Currently, 3,800 physicians, dentists, and other NHSC healthcare providers work in underserved communities across the country, and 4 million people — many of whom do not have health insurance — rely on them for treatment (NHSC 2010c). Approximately 80 percent of NHSC providers continue to provide medical care in a HPSA beyond their initial commitment, 70 percent stay for at least 5 years, and roughly 50 percent stay permanently (NHSC 2010c).
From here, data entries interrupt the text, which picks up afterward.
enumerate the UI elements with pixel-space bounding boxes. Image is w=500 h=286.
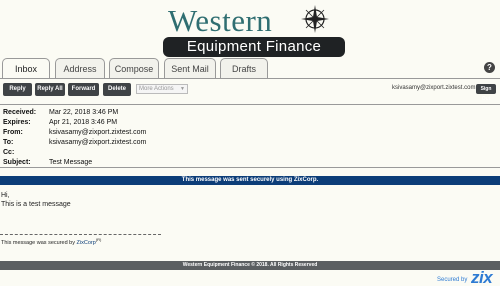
tab-inbox[interactable]: Inbox [2,58,50,79]
message-body: Hi, This is a test message [1,191,71,209]
reply-button[interactable]: Reply [3,83,32,96]
secure-mail-page: Western Equipment Finance Inbox Address … [0,0,500,286]
more-actions-select[interactable]: More Actions ▼ [136,84,188,94]
expires-label: Expires: [3,119,31,126]
received-value: Mar 22, 2018 3:46 PM [49,109,119,116]
to-value: ksivasamy@zixport.zixtest.com [49,139,147,146]
zix-brand: Secured by zix [437,268,497,286]
message-header: Received: Mar 22, 2018 3:46 PM Expires: … [0,104,500,168]
tab-drafts[interactable]: Drafts [220,58,268,78]
body-line: This is a test message [1,201,71,208]
from-value: ksivasamy@zixport.zixtest.com [49,129,147,136]
tab-sent-mail[interactable]: Sent Mail [164,58,216,78]
delete-button[interactable]: Delete [103,83,131,96]
message-toolbar: Reply Reply All Forward Delete More Acti… [0,78,500,102]
signature-divider [0,234,161,235]
sign-out-button[interactable]: Sign Out [476,84,496,102]
subject-value: Test Message [49,159,93,166]
body-line: Hi, [1,192,10,199]
chevron-down-icon: ▼ [180,86,185,92]
forward-button[interactable]: Forward [68,83,99,96]
subject-label: Subject: [3,159,31,166]
help-icon[interactable]: ? [484,62,495,73]
logo-line2: Equipment Finance [163,37,345,57]
zix-logo: zix [471,268,493,286]
footer-copyright: Western Equipment Finance © 2018. All Ri… [0,261,500,270]
secured-by-text: This message was secured by [1,239,77,246]
tab-compose[interactable]: Compose [109,58,159,78]
compass-icon [301,5,329,33]
company-logo: Western Equipment Finance [163,3,345,57]
received-label: Received: [3,109,37,116]
secure-banner: This message was sent securely using Zix… [0,176,500,185]
cc-label: Cc: [3,149,15,156]
tab-address[interactable]: Address [55,58,105,78]
more-actions-label: More Actions [139,86,174,92]
secured-by-label: Secured by [437,277,468,283]
secured-by-note: This message was secured by ZixCorp(R) [1,237,101,246]
zixcorp-link[interactable]: ZixCorp [77,240,96,246]
user-email: ksivasamy@zixport.zixtest.com [392,85,476,91]
from-label: From: [3,129,23,136]
reply-all-button[interactable]: Reply All [35,83,65,96]
logo-line1: Western [168,3,273,38]
expires-value: Apr 21, 2018 3:46 PM [49,119,118,126]
to-label: To: [3,139,14,146]
registered-mark: (R) [95,237,102,242]
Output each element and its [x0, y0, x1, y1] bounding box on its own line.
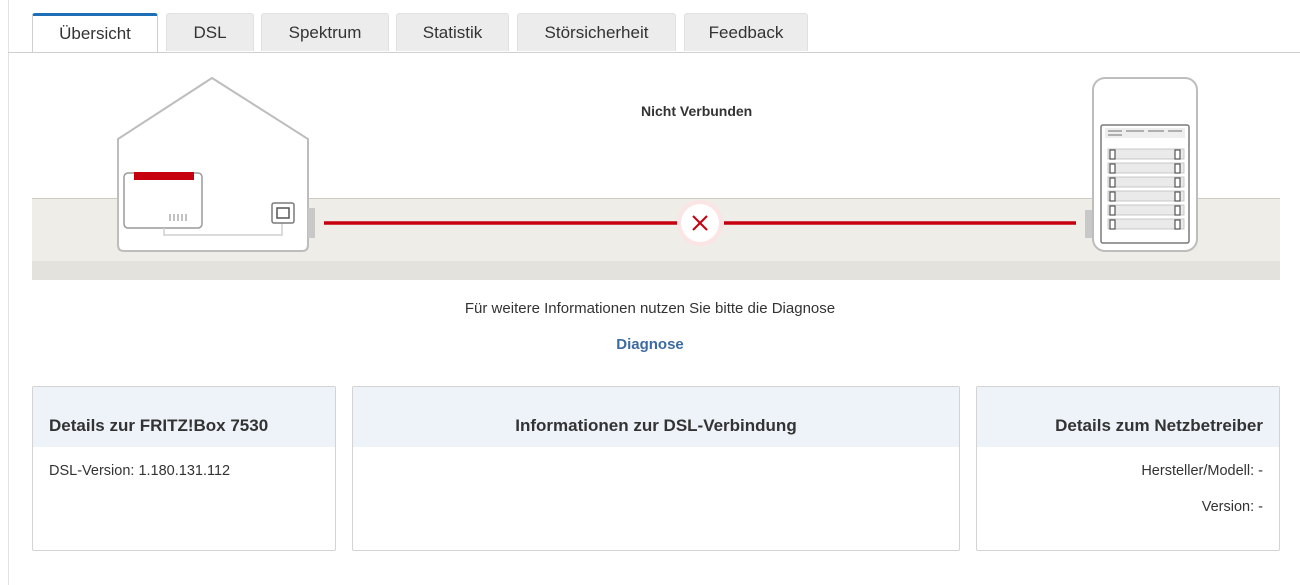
tab-statistik[interactable]: Statistik	[396, 13, 509, 51]
dsl-version: DSL-Version: 1.180.131.112	[49, 463, 231, 479]
tab-uebersicht[interactable]: Übersicht	[32, 13, 158, 53]
tab-stoersicherheit[interactable]: Störsicherheit	[517, 13, 676, 51]
panel-dsl-connection: Informationen zur DSL-Verbindung	[352, 386, 960, 551]
tab-feedback[interactable]: Feedback	[684, 13, 808, 51]
connection-status: Nicht Verbunden	[641, 103, 753, 119]
panel-title: Informationen zur DSL-Verbindung	[353, 387, 959, 447]
disconnected-x-icon	[677, 200, 723, 246]
panel-title: Details zum Netzbetreiber	[977, 387, 1279, 447]
info-text: Für weitere Informationen nutzen Sie bit…	[464, 300, 836, 317]
diagnose-link[interactable]: Diagnose	[616, 336, 684, 353]
panel-provider-details: Details zum Netzbetreiber Hersteller/Mod…	[976, 386, 1280, 551]
connection-graphic	[117, 76, 1198, 252]
tab-spektrum[interactable]: Spektrum	[261, 13, 389, 51]
right-connector-stub	[1085, 210, 1092, 238]
panel-fritzbox-details: Details zur FRITZ!Box 7530 DSL-Version: …	[32, 386, 336, 551]
house-icon	[117, 76, 309, 252]
panel-title: Details zur FRITZ!Box 7530	[33, 387, 335, 447]
diagnose-link-wrapper: Diagnose	[0, 336, 1300, 353]
provider-version: Version: -	[1201, 499, 1263, 515]
server-icon	[1092, 77, 1198, 252]
left-connector-stub	[308, 208, 315, 238]
connection-diagram: Nicht Verbunden	[32, 53, 1280, 280]
left-border	[8, 0, 9, 585]
tab-dsl[interactable]: DSL	[166, 13, 254, 51]
manufacturer-model: Hersteller/Modell: -	[1141, 463, 1263, 479]
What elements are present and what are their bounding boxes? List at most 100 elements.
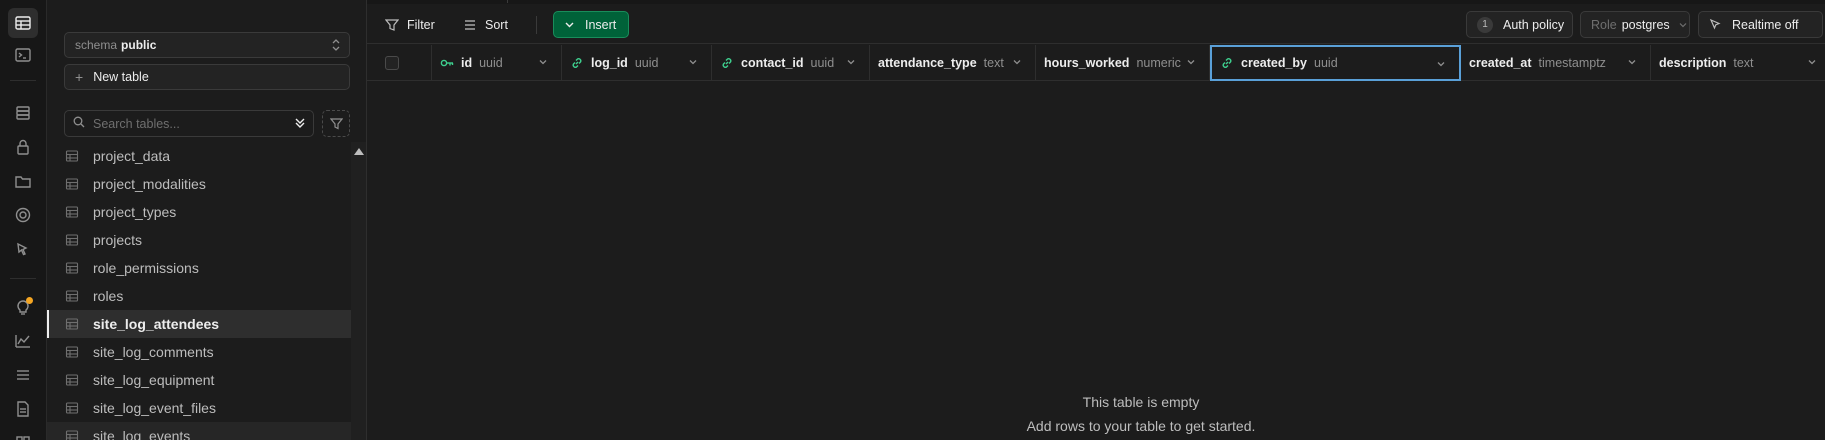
sidebar-table-item[interactable]: project_data [47, 142, 351, 170]
column-header-contact-id[interactable]: contact_id uuid [712, 45, 870, 81]
auth-policy-button[interactable]: 1 Auth policy [1466, 11, 1573, 38]
table-name: site_log_events [93, 428, 191, 440]
sort-button[interactable]: Sort [463, 12, 508, 38]
api-docs-icon[interactable] [8, 394, 38, 424]
empty-state-title: This table is empty [1082, 394, 1200, 410]
chevron-down-icon [1679, 22, 1687, 27]
role-selector[interactable]: Role postgres [1580, 11, 1690, 38]
column-type: text [983, 56, 1004, 70]
chevron-down-icon[interactable] [1011, 56, 1023, 68]
filter-tables-button[interactable] [322, 110, 350, 137]
column-type: numeric [1136, 56, 1181, 70]
policy-count-badge: 1 [1477, 16, 1493, 33]
plus-icon: + [75, 69, 84, 85]
logs-icon[interactable] [8, 360, 38, 390]
chevron-down-icon[interactable] [1626, 56, 1638, 68]
column-header-created-at[interactable]: created_at timestamptz [1461, 45, 1651, 81]
table-name: project_types [93, 204, 177, 220]
reports-icon[interactable] [8, 326, 38, 356]
sidebar-table-item[interactable]: site_log_equipment [47, 366, 351, 394]
link-icon [720, 56, 734, 70]
table-icon [65, 178, 79, 190]
chevron-down-icon[interactable] [687, 56, 699, 68]
column-type: uuid [1314, 56, 1338, 70]
table-icon [65, 430, 79, 440]
funnel-icon [329, 118, 343, 130]
link-icon [570, 56, 584, 70]
column-header-description[interactable]: description text [1651, 45, 1825, 81]
filter-button[interactable]: Filter [385, 12, 435, 38]
search-tables [64, 110, 314, 137]
integrations-icon[interactable] [8, 428, 38, 440]
key-icon [440, 56, 454, 70]
chevron-down-icon[interactable] [1806, 56, 1818, 68]
column-name: contact_id [741, 56, 804, 70]
chevron-down-icon[interactable] [537, 56, 549, 68]
sidebar-table-item[interactable]: site_log_event_files [47, 394, 351, 422]
grid-header: id uuid log_id uuid contact_id uuid attendance… [367, 45, 1825, 81]
chevron-down-icon[interactable] [1185, 56, 1197, 68]
column-name: hours_worked [1044, 56, 1130, 70]
sidebar-table-item[interactable]: projects [47, 226, 351, 254]
table-name: projects [93, 232, 143, 248]
search-icon [73, 116, 85, 131]
table-editor-icon[interactable] [8, 8, 38, 38]
sidebar-table-item[interactable]: roles [47, 282, 351, 310]
table-name: site_log_comments [93, 344, 214, 360]
table-sidebar: schema public + New table project_datapr… [47, 0, 367, 440]
insert-button[interactable]: Insert [553, 11, 629, 38]
table-icon [65, 206, 79, 218]
column-header-attendance-type[interactable]: attendance_type text [870, 45, 1036, 81]
cursor-icon [1709, 18, 1721, 30]
column-header-log-id[interactable]: log_id uuid [562, 45, 712, 81]
sidebar-table-item[interactable]: site_log_attendees [47, 310, 351, 338]
advisor-icon[interactable] [8, 292, 38, 322]
realtime-toggle[interactable]: Realtime off [1698, 11, 1823, 38]
chevron-updown-icon [331, 38, 341, 55]
column-header-hours-worked[interactable]: hours_worked numeric [1036, 45, 1210, 81]
select-all-checkbox[interactable] [385, 56, 399, 70]
column-name: description [1659, 56, 1727, 70]
sidebar-table-item[interactable]: project_types [47, 198, 351, 226]
sql-editor-icon[interactable] [8, 40, 38, 70]
sidebar-table-item[interactable]: project_modalities [47, 170, 351, 198]
column-name: id [461, 56, 473, 70]
new-table-button[interactable]: + New table [64, 64, 350, 90]
column-type: timestamptz [1538, 56, 1606, 70]
column-name: created_at [1469, 56, 1532, 70]
storage-icon[interactable] [8, 166, 38, 196]
column-header-created-by[interactable]: created_by uuid [1210, 45, 1461, 81]
schema-prefix: schema [75, 38, 118, 52]
column-type: uuid [634, 56, 659, 70]
realtime-label: Realtime off [1732, 17, 1799, 32]
sidebar-table-item[interactable]: site_log_events [47, 422, 351, 440]
chevron-down-icon[interactable] [845, 56, 857, 68]
chevrons-down-icon[interactable] [293, 116, 307, 133]
table-icon [65, 374, 79, 386]
sidebar-table-item[interactable]: role_permissions [47, 254, 351, 282]
table-name: roles [93, 288, 124, 304]
column-type: text [1733, 56, 1754, 70]
table-icon [65, 290, 79, 302]
table-name: site_log_attendees [93, 316, 220, 332]
sidebar-scrollbar[interactable] [351, 142, 366, 440]
sidebar-table-item[interactable]: site_log_comments [47, 338, 351, 366]
search-input[interactable] [93, 116, 283, 131]
table-icon [65, 234, 79, 246]
database-icon[interactable] [8, 98, 38, 128]
main-area: Filter Sort Insert 1 Auth policy Role po… [367, 0, 1825, 440]
edge-functions-icon[interactable] [8, 234, 38, 264]
realtime-icon[interactable] [8, 200, 38, 230]
column-type: uuid [479, 56, 503, 70]
chevron-down-icon[interactable] [1435, 58, 1447, 70]
column-header-id[interactable]: id uuid [432, 45, 562, 81]
table-icon [65, 318, 79, 330]
insert-label: Insert [585, 17, 617, 32]
column-type: uuid [810, 56, 835, 70]
schema-selector[interactable]: schema public [64, 32, 350, 58]
table-icon [65, 346, 79, 358]
select-all-cell [367, 45, 432, 81]
auth-icon[interactable] [8, 132, 38, 162]
auth-policy-label: Auth policy [1503, 17, 1565, 32]
table-list: project_data project_modalities project_ty… [47, 142, 351, 440]
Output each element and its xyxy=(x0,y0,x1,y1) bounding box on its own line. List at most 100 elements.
The Conrad State 30 Program has been influential in providing primary care to rural communities by creating a win–win situation in which IMGs are permitted to remain in the United States to provide healthcare to rural communities and also to address the healthcare concerns of new immigrant populations (Mueller 2002). But more such programs are needed
Jefferson Medical College, in Philadelphia, has incorporated the Physician Shortage Area Program (PSAP) into its curriculum. This program recruits and selectively admits students from rural communities who intend to practice in rural and underserved communities.
PSAP students account for 7 percent of each matriculating class (approximately 15 students), and graduates account for 21 percent of the family physicians practicing in rural Pennsylvania that graduated from one of the state’s seven medical schools, although they represent only 1 percent of the total Pennsylvania medical school graduates. Retention in the program has remained high, with the number of PSAP graduates currently practicing rural family medicine equal to approximately 87 percent (94 percent for under-served communities) of those practicing 5 to 10 years ago (Rabinowitz 1999).
Programs such as the PSAP represent a viable approach to remediating the physician shortage in rural America and will help bring the medical advances in biopharmaceuticals and medical diagnostics to those areas.
Smiriti Sharma reports that she has no financial arrangements or affiliations with programs or entities mentioned in this article.